Benchmarks for evaluating reasoning models focus on coding and math problem-solving, using datasets like HumanEval, Codeforces, and AIM (a math Olympiad exam). A key metric discussed is “pass at K,” which estimates the probability that at least one out of K generated attempts solves the problem correctly. This metric accounts for the diversity of generated solutions, influenced by parameters like temperature, balancing between solution quality and variety. The lecture also explains how to statistically estimate pass at K from multiple samples, emphasizing the importance of generating diverse yet accurate responses to maximize success probability.
The core technical challenge addressed is how to train reasoning models effectively at scale. Supervised fine-tuning with human-written reasoning chains is difficult due to data scarcity and potential mismatch between human and model reasoning. Instead, reinforcement learning is proposed, using verifiable rewards based on whether the model produces a reasoning chain and whether the final solution is correct. The GRPO (Group Relative Policy Optimization) algorithm is introduced as a preferred RL method for reasoning tasks, differing from PPO by computing advantages relative to a group of completions rather than relying on a value function. This approach simplifies training and better suits the language modeling context.
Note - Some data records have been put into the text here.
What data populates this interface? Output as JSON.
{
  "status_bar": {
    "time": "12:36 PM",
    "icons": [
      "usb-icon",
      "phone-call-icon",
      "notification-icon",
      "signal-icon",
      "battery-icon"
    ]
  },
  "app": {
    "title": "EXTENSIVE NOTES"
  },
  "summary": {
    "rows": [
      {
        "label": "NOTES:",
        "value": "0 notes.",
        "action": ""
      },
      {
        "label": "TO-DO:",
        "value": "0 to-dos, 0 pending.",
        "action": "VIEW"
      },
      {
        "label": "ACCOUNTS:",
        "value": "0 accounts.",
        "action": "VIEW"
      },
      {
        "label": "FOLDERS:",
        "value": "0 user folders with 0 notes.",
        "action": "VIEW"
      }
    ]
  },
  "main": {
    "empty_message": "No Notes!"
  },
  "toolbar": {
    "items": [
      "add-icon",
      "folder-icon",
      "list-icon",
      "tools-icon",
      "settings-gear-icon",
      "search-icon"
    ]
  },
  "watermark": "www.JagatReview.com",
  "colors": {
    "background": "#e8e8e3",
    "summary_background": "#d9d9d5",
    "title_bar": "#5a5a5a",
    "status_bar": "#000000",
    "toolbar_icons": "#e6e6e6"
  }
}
Finally, the lecture covers practical considerations and recent advances in reasoning model training, including controlling reasoning length to manage computational cost and user pricing, and addressing issues like language consistency in generated reasoning chains. The DeepSeek R1 model is presented as a case study, illustrating a multi-stage training pipeline combining supervised fine-tuning, RL with verifiable rewards, and data filtering via rejection sampling to produce a high-quality reasoning model. The lecture concludes with a discussion on distillation techniques to transfer reasoning capabilities from large models to smaller ones efficiently, highlighting the ongoing research and engineering efforts to make reasoning LLMs more accessible and effective.